Miroitements

Pierre Baudry

Innovation à partir de ce numéro : la revue n’entend plus se cantonner à offrir des « dossiers » sur des thèmes, mais ouvre de nouvelles rubriques: critiques de films, « études de cas ».

Notre périodicité de parution ne nous permet pas de passer systématiquement en revue tous les documentaires au fur et à mesure de l’actualité; nous souhaitons plutôt commenter les films à mesure qu’ils nous apparaissent comme importants ou notables, soit par l’avancée formelle qu’ils représentent, soit en fonction des situations politiques, sociales ou culturelles auxquelles ils font écho.

Ainsi, ce numéro offre un ensemble de textes, spectacles de guerre, qui interroge des films et parcourt des questions sur la ou les façons dont le documentaire, aujourd’hui, affronte, dans ses représentations, un rapport à autrui dominé par la violence et par la mort.

La rubrique études de cas consiste en un groupe de textes qui ne se limitent pas à la critique d’un film fini, mais propose aussi des documents permettant de mieux connaître les méandres des contraintes de production, de tournage et de diffusion au travers desquelles se concrétise et se modifie un projet initial. Nous espérons ainsi, sur des cas concrets, « creuser » la question des rapports entre production et création.

Bref, la revue s’ouvre et se diversifie. Nous proposons de susciter, de stimuler des échanges critiques, des avis passionnés, de la part des cinéastes et des auteurs, sur les films qui les font avancer.

Nous ne laissons pas pour autant de côté le principe des dossiers thématiques.

Celui de ce numéro est consacré à la poésie en documentaire.

Le terme de poésie est difficilement utilisable pour parler de cinéma, surtout depuis que, dans les années soixante, les concepts de la sémiotique ont permis une considérable avancée dans l’analyse littéraire. Or, on le sait, le cinéma n’est pas une langue, au premier chef parce que si les mots appartiennent à un dictionnaire, chaque image, par contre, est une nouvelle image. Les termes de la linguistique ne sont donc pas directement importables dans l’analyse du cinéma (même s’il y a des mots dans les images, et sans doute beaucoup plus qu’on ne le croit).

Est-ce pour autant qu’il faille renoncer à parler de poésie à propos du documentaire ? Certainement pas : cette dimension poétique, loin d’être accidentelle ou périphérique, serait au contraire, précisément, ce qui distingue le documentaire du journalisme.

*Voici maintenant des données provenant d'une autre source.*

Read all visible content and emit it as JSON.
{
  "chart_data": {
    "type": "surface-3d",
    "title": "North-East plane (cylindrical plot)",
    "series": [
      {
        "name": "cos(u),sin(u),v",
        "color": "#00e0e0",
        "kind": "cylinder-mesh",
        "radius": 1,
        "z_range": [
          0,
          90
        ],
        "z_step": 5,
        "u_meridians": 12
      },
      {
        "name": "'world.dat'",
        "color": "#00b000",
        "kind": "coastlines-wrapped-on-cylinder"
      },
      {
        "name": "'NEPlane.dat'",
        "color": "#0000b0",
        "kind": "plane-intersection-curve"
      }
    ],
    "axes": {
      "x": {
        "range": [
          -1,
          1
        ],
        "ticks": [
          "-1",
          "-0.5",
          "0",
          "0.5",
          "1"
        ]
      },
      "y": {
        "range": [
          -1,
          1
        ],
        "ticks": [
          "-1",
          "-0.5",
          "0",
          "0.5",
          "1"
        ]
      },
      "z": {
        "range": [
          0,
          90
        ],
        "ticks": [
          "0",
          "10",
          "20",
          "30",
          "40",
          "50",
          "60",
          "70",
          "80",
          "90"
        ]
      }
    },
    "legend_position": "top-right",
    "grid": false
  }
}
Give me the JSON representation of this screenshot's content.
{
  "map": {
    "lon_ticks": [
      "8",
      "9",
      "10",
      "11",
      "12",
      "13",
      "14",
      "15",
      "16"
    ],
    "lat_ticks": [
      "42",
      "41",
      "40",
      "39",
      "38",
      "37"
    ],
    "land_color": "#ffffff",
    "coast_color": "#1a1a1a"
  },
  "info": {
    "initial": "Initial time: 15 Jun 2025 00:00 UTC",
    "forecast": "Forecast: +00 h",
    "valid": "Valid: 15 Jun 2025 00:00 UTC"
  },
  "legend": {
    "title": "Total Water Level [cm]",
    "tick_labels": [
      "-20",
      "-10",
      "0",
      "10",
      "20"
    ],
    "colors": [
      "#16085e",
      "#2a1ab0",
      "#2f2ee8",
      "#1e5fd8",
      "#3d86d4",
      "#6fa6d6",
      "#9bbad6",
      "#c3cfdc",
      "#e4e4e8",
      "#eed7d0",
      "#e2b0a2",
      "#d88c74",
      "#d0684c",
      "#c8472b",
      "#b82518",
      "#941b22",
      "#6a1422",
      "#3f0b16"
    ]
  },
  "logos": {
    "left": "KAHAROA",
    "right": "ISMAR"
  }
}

Contre une tradition étroitement didactique du genre, aujourd’hui relayée par la norme télévisuelle de l’information, contre la tendance actuelle qui souvent tire le documentaire vers la plate narration d’un « vécu » (avec ce qu’il peut avoir de mélodramatique), le terme de poésie met en lumière que dans le documentaire miroite parfois, de façon spécifique, quelque chose que selon les cas on peut appeler le réel, la vérité, l’étrangeté, l’émotion… ce qui fait que, comme le dit plus loin Gérard Leblanc, « voir s’apparente à la vision ».


Publiée dans La Revue Documentaires n°10 – Poésie / Spectacles de guerre (page 5, 1er trimestre 1995)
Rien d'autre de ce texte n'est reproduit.